3. Base goals on values.
This is absolutely critical. Our goals have to be based on our values, not someone else’s. And, this applies to both our work and life goals. Just because your boss values working more than family time, doesn’t mean you do. As a matter of fact, when our values and our workplace or boss’s values are too out of synch, we find that we can’t stay in that job. We may not realize what’s going on at first. But eventually we figure out that your values aren’t in synch.
Let’s take a goal that addresses how you value work-life balance. Let’s say you’re working, on average, 10-12 hours a day. But you have a family – and you’d like to have a life. But this is what you feel like you have to do to get your work done. Your want to live out your values by spending more time with your family (I didn’t say quality time because time with your family is quality time).
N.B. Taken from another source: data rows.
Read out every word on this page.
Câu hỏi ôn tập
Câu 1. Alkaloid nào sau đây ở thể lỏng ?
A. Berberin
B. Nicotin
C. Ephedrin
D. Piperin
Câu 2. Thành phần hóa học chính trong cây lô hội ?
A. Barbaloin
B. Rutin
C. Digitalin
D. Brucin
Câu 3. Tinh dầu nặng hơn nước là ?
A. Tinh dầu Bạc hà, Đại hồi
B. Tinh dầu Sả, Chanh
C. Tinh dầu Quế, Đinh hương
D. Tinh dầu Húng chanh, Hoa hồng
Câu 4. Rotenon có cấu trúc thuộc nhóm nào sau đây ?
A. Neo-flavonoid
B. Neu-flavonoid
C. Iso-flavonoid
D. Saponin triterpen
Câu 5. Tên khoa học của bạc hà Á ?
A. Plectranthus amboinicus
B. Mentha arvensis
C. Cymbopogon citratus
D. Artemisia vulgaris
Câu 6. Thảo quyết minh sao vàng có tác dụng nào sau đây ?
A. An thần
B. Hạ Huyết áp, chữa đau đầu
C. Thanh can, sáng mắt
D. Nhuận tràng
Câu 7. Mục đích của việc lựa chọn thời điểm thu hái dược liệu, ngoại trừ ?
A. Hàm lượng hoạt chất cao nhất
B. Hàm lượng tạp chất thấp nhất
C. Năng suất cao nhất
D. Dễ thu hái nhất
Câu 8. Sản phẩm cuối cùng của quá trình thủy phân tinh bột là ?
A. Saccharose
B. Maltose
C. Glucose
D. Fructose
Your goal could be to figure out why you’re working 10-12 hours a day. You could track your time and see where the logjams are and where there’s too much wasted time. As you’re tracking all of this, you’ll also find ways to save time. I’ll bet you can even figure out a way to cut back to working a couple of long days a week – not 5 of them.
Now let’s look at a specific work value. You value change and variety at work. You get bored when you do the same thing all the time. And, uh-oh, you’re stuck behind a desk, creating Excel reports most days. You could create a goal to find a way to talk to your supervisor or manager about making your job more interesting. You could come up with some ideas yourself. Maybe you’re creative, so you could figure out how to present that data in a more dynamic and useful way. Maybe you like to be in front of people. You could propose that you present some of these reports yourself.
Successful goals match our values
Our values keep us going when things get tough. It’s why teachers continue to teach when they’re exhausted and worked to the bone. They value education and seeing their students succeed, so their values both inform and fuel their goals.
When you take the time to reconcile the previous year before you address the New Year, when you create goals that act as catalysts, and when your goals align with your values, you create a well-designed and well-thought-out path that will propel you forward to where you want to go.